Sinema salonlarındaki tekelleşmeyi protesto etmek için böyle bir karar aldıklarını söyleyen Kara, gerekçelerini dünkü gazetelerde yayımladığı ilanda uzun uzun anlattı. Açıklamada "Ayaz" filmine 750 bin doları reklam bütçesi olmak üzere 2 milyon 750 bin dolar harcadıklarını hatırlatan Lütfi Kara, “Vizyon tarihini bazı istem dışı değişikliklerden dolayı 23 Mart’a ertelemiştik. Yaşanan süretçe sinemalardan gerekli desteği alamadık. 2 Mart’ta verilen salon adedi neyse 23 Mart’ta da aynı kaldı: 50 salon. Böylece son yıllarda yapımcıların hayal kırıklığı yaşamasına neden olan salon bulamama sorunuyla biz de karşılaşmış olduk. Bildiğiniz gibi büyük yapımların gölgesinde kalan ve salon bulamayan Türk filmleri salon bulamadan rafa kalkıyor. Yüksek bütçeli yapımlar yüzlerce kopyayla vizyona girip salonları kapatırken büyük emeklerle çekilen Türk filmleri salon bulamıyor” ifadelerine yer verdi. Mass Media adına açıklama yapan Kara, Kültür Bakanlığı’nın bu konuya acilen el atması gerektiğini vurguladı.
Telefonda görüştüğümüz "Ayaz" filminin dağıtımcısı Pinema Film’in genel müdürü Uluç Küçüközcan ise herhangi bir dağıtım sorunu yaşanmadığını belirtti: “Yapımcı firmaya İstanbul, Ankara gibi illerde 70 adet Mars, Cinecity, Prestige gruplarına ait seçkin sinema salonları bulunmuştur. Ama yapımcı firmanın 70 sinemadan fazla çıkmak istemesinden dolayı iptal edilmiştir. Burada grupların tekelleşmesiyle ilgili herhangi bir durum yoktur. Dağıtımın tekelleşme gibi bir durumu yoktur.”

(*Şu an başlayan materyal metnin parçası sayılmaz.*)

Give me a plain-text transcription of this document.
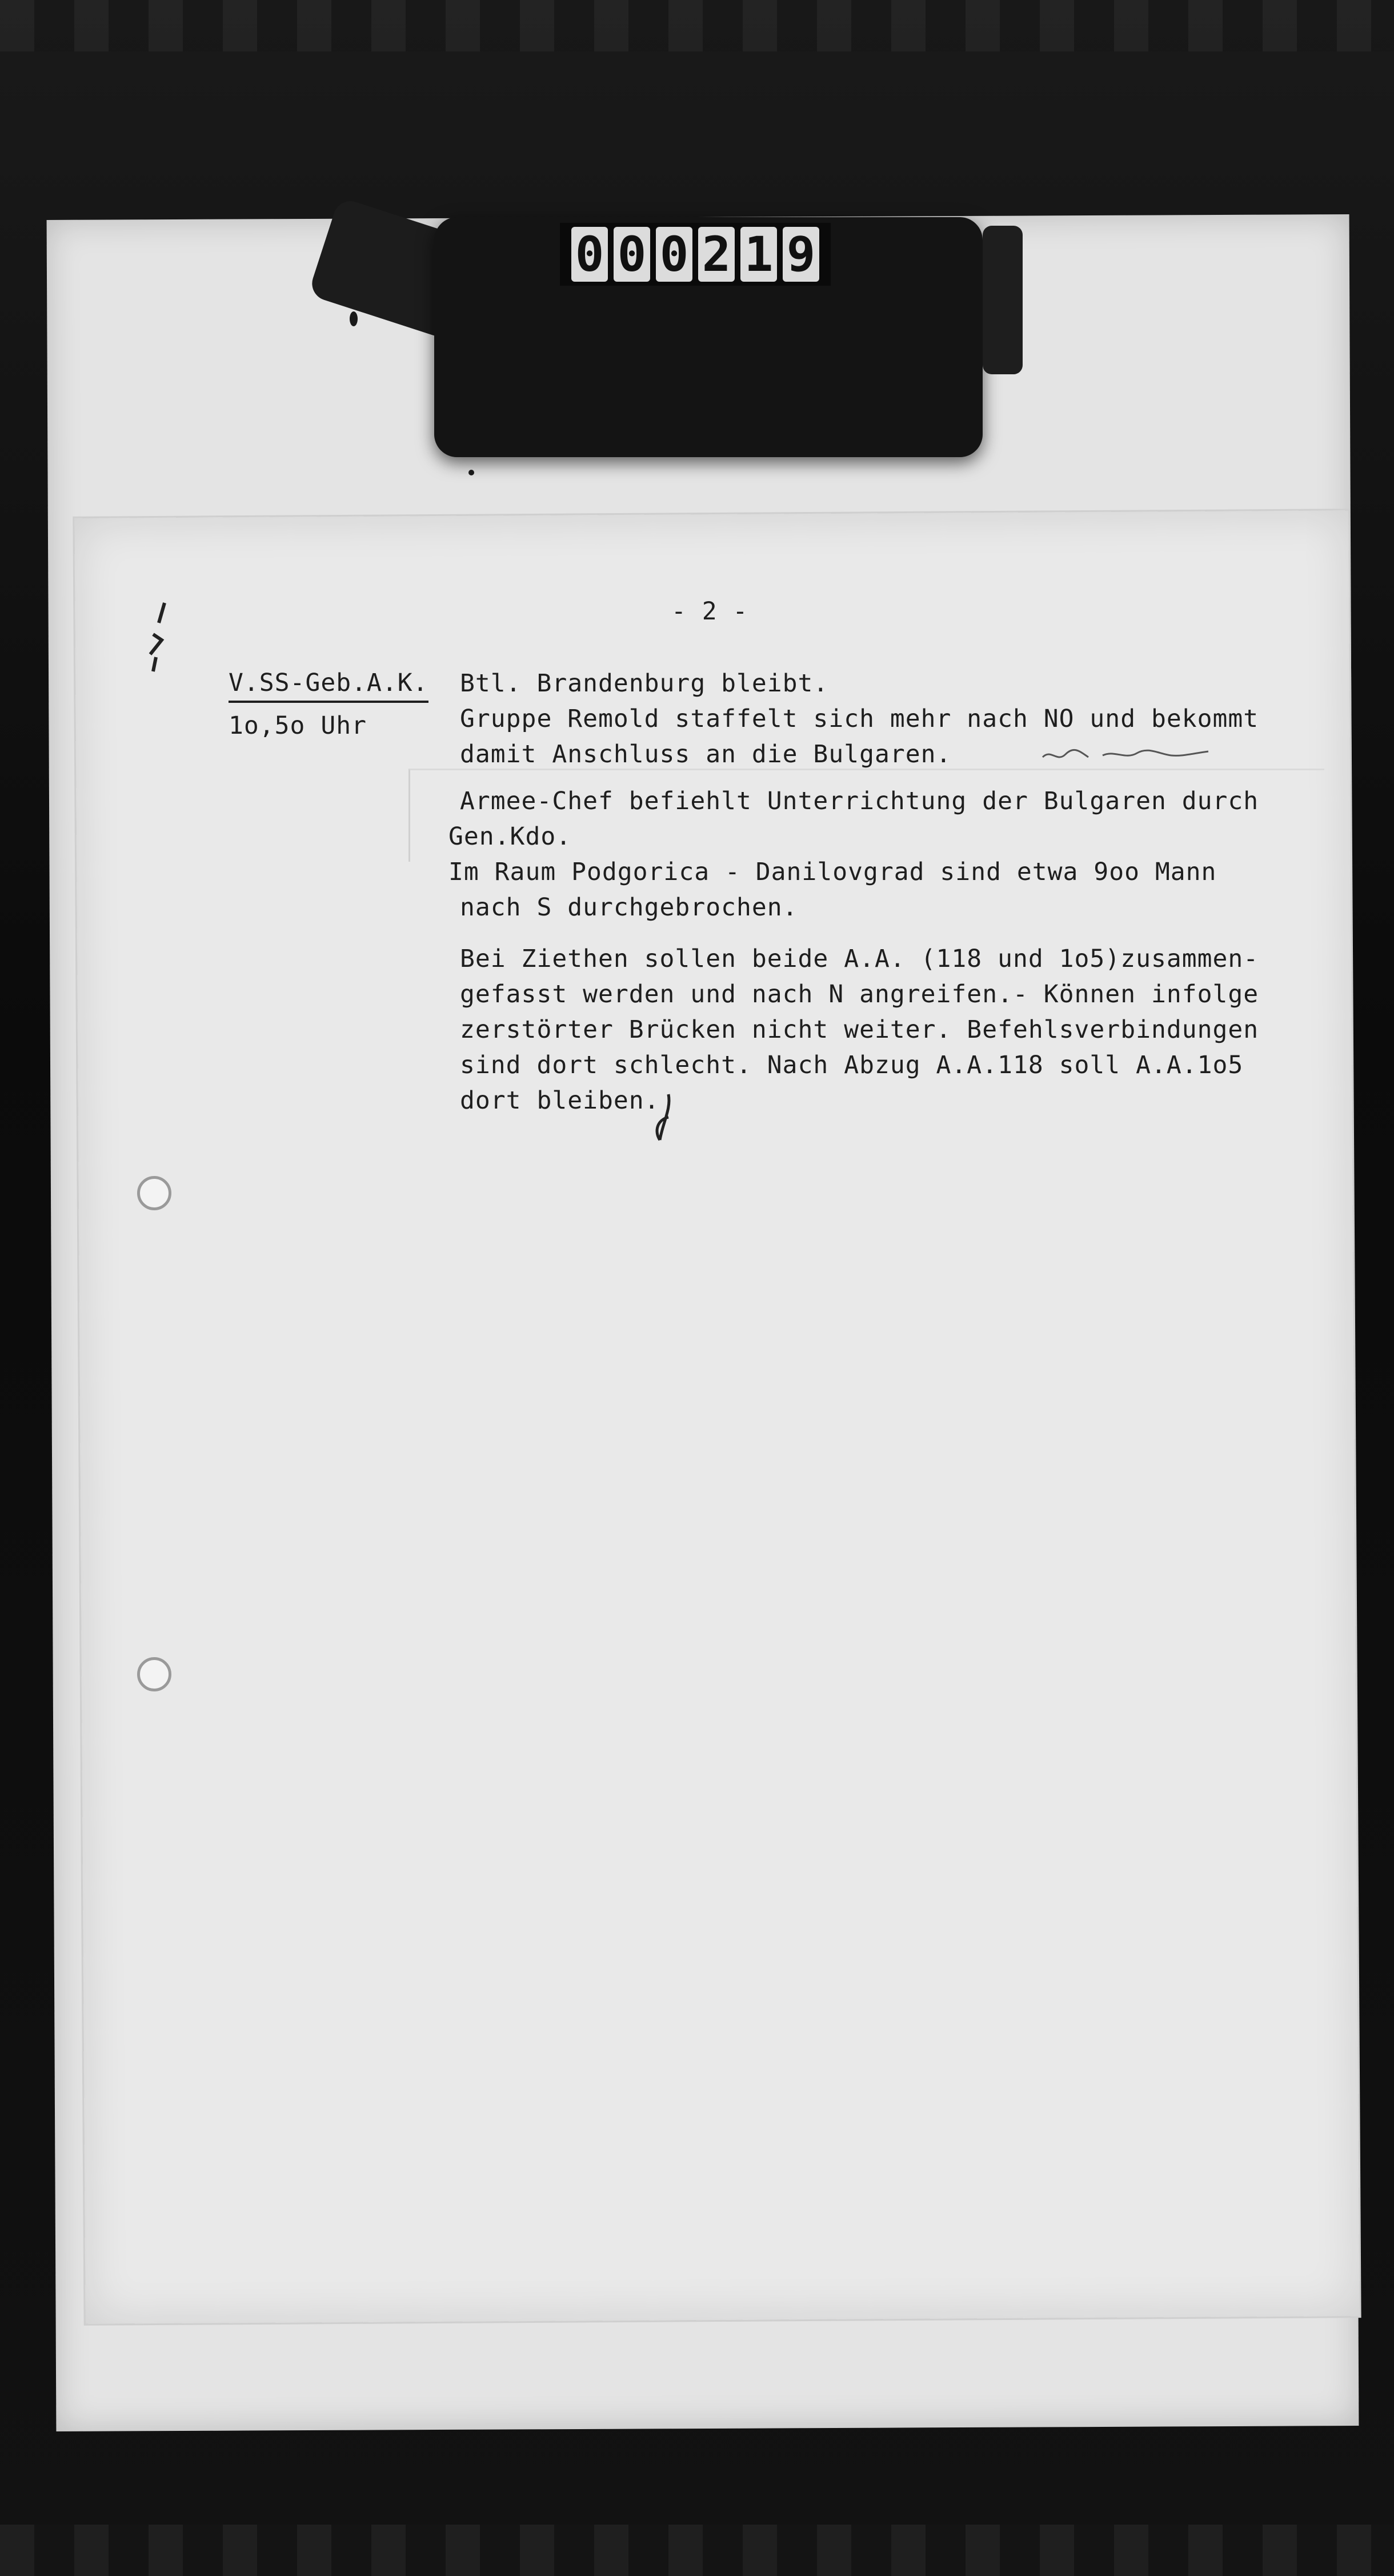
0 0 0 2 1 9
- 2 -
V.SS-Geb.A.K.
1o,5o Uhr
Btl. Brandenburg bleibt.
Gruppe Remold staffelt sich mehr nach NO und bekommt
damit Anschluss an die Bulgaren.
Armee-Chef befiehlt Unterrichtung der Bulgaren durch
Gen.Kdo.
Im Raum Podgorica - Danilovgrad sind etwa 9oo Mann
nach S durchgebrochen.
Bei Ziethen sollen beide A.A. (118 und 1o5)zusammen-
gefasst werden und nach N angreifen.- Können infolge
zerstörter Brücken nicht weiter. Befehlsverbindungen
sind dort schlecht. Nach Abzug A.A.118 soll A.A.1o5
dort bleiben.
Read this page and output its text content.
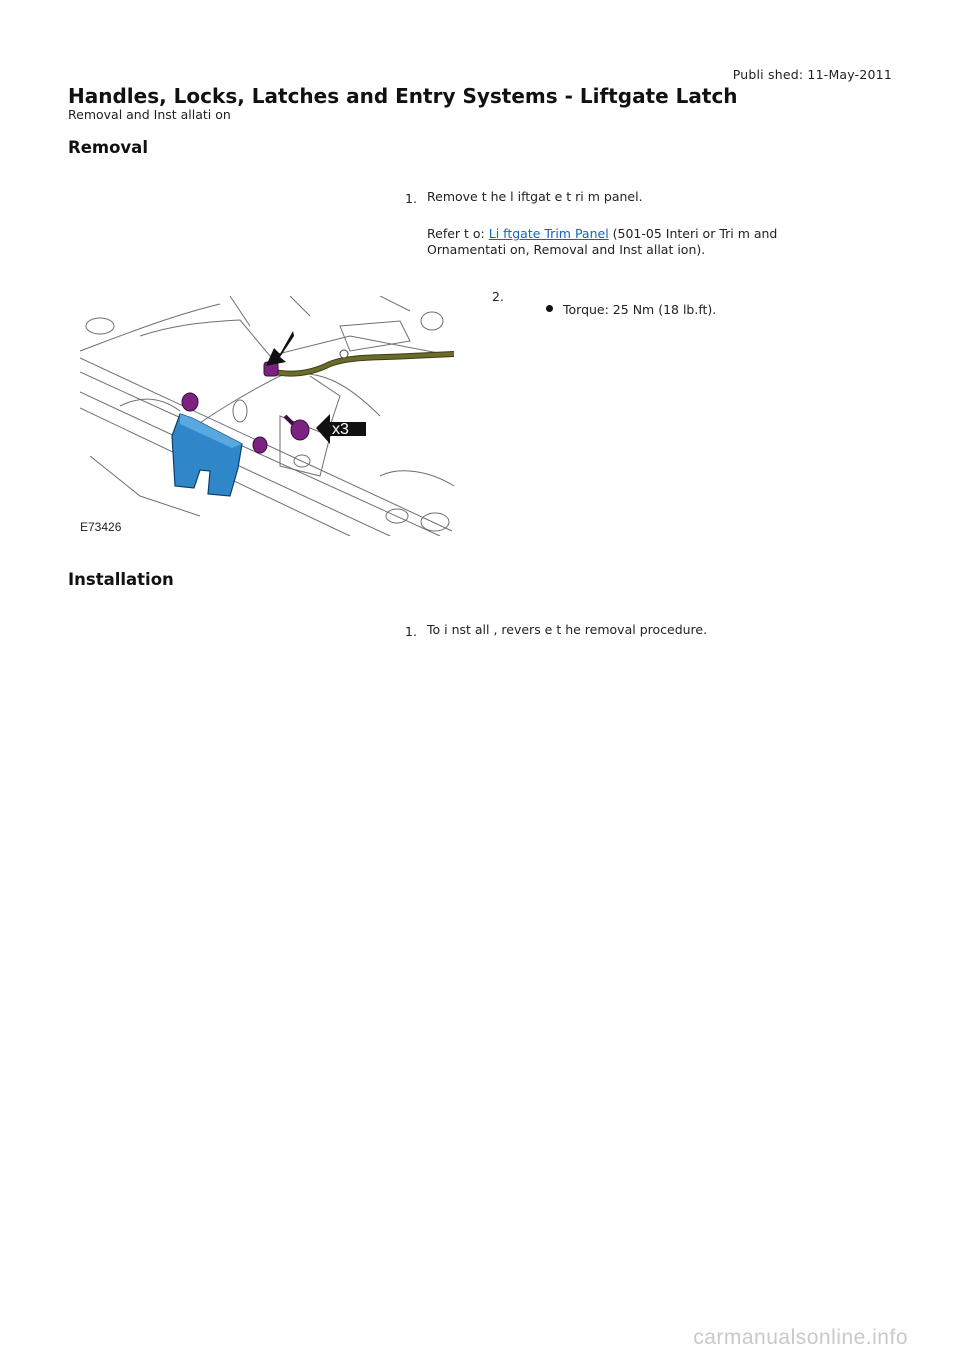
Publi shed: 11-May-2011
Handles, Locks, Latches and Entry Systems - Liftgate Latch
Removal and Inst allati on
Removal
1. Remove t he l iftgat e t ri m panel.
Refer t o: Li ftgate Trim Panel (501-05 Interi or Tri m and
Ornamentati on, Removal and Inst allat ion).
2.
Torque: 25 Nm (18 lb.ft).
x3
E73426
Installation
1. To i nst all , revers e t he removal procedure.
carmanualsonline.info
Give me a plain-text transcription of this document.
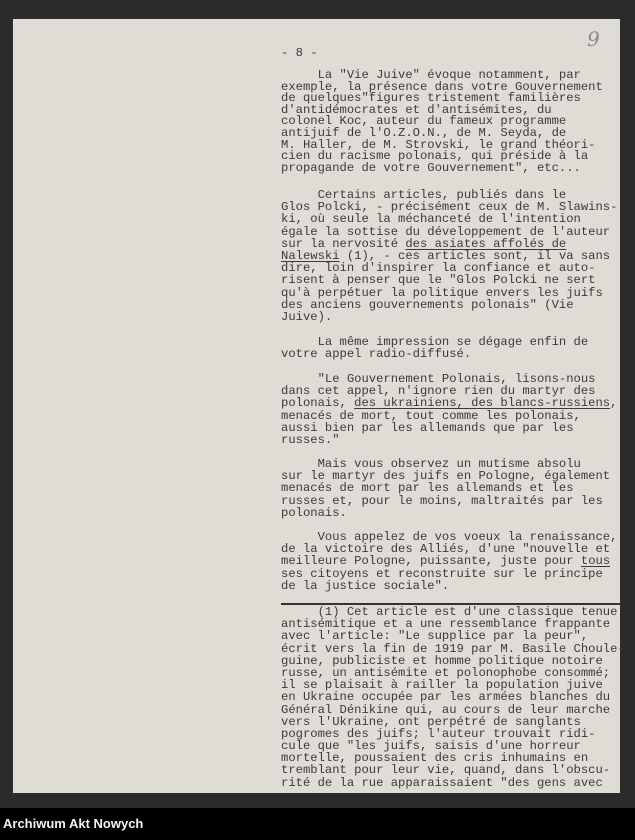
- 8 -
9
La "Vie Juive" évoque notamment, par
exemple, la présence dans votre Gouvernement
de quelques"figures tristement familières
d'antidémocrates et d'antisémites, du
colonel Koc, auteur du fameux programme
antijuif de l'O.Z.O.N., de M. Seyda, de
M. Haller, de M. Strovski, le grand théori-
cien du racisme polonais, qui préside à la
propagande de votre Gouvernement", etc...
Certains articles, publiés dans le
Glos Polcki, - précisément ceux de M. Slawins-
ki, où seule la méchanceté de l'intention
égale la sottise du développement de l'auteur
sur la nervosité des asiates affolés de
Nalewski (1), - ces articles sont, il va sans
dire, loin d'inspirer la confiance et auto-
risent à penser que le "Glos Polcki ne sert
qu'à perpétuer la politique envers les juifs
des anciens gouvernements polonais" (Vie
Juive).
La même impression se dégage enfin de
votre appel radio-diffusé.
"Le Gouvernement Polonais, lisons-nous
dans cet appel, n'ignore rien du martyr des
polonais, des ukrainiens, des blancs-russiens,
menacés de mort, tout comme les polonais,
aussi bien par les allemands que par les
russes."
Mais vous observez un mutisme absolu
sur le martyr des juifs en Pologne, également
menacés de mort par les allemands et les
russes et, pour le moins, maltraités par les
polonais.
Vous appelez de vos voeux la renaissance,
de la victoire des Alliés, d'une "nouvelle et
meilleure Pologne, puissante, juste pour tous
ses citoyens et reconstruite sur le principe
de la justice sociale".
(1) Cet article est d'une classique tenue
antisémitique et a une ressemblance frappante
avec l'article: "Le supplice par la peur",
écrit vers la fin de 1919 par M. Basile Choule-
guine, publiciste et homme politique notoire
russe, un antisémite et polonophobe consommé;
il se plaisait à railler la population juive
en Ukraine occupée par les armées blanches du
Général Dénikine qui, au cours de leur marche
vers l'Ukraine, ont perpétré de sanglants
pogromes des juifs; l'auteur trouvait ridi-
cule que "les juifs, saisis d'une horreur
mortelle, poussaient des cris inhumains en
tremblant pour leur vie, quand, dans l'obscu-
rité de la rue apparaissaient "des gens avec
Archiwum Akt Nowych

Sinema Yazarları Derneği Başkanı Tunca Arslan da "Ayaz"la ilgili ne olup bittiğini tam olarak anlayamadığını belirtip ekledi:
“Salon sorunu, basın gösterimi ve galadan sonra mı ortaya çıktı, belli değil. İşin bir yanında dağıtım tekellerine karşı bir protesto varmış gibi görünüyor, diğer yanda ise yapımcının filmine güvenemediği için salon sorununu bahane ettiği iddia ediliyor. Sinemamızda tuhaf şeyler oluyor. Yapımcılar filmlerini galadan önce seyretmiyorlar mı ya da gerçekten finansal oyunlar mı dönüyor diye merak ediyorum açıkçası. Fakat ne olursa olsun, ülkemizde bağımsız dağıtım ağının ve salon zincirinin oluşturulması şart.”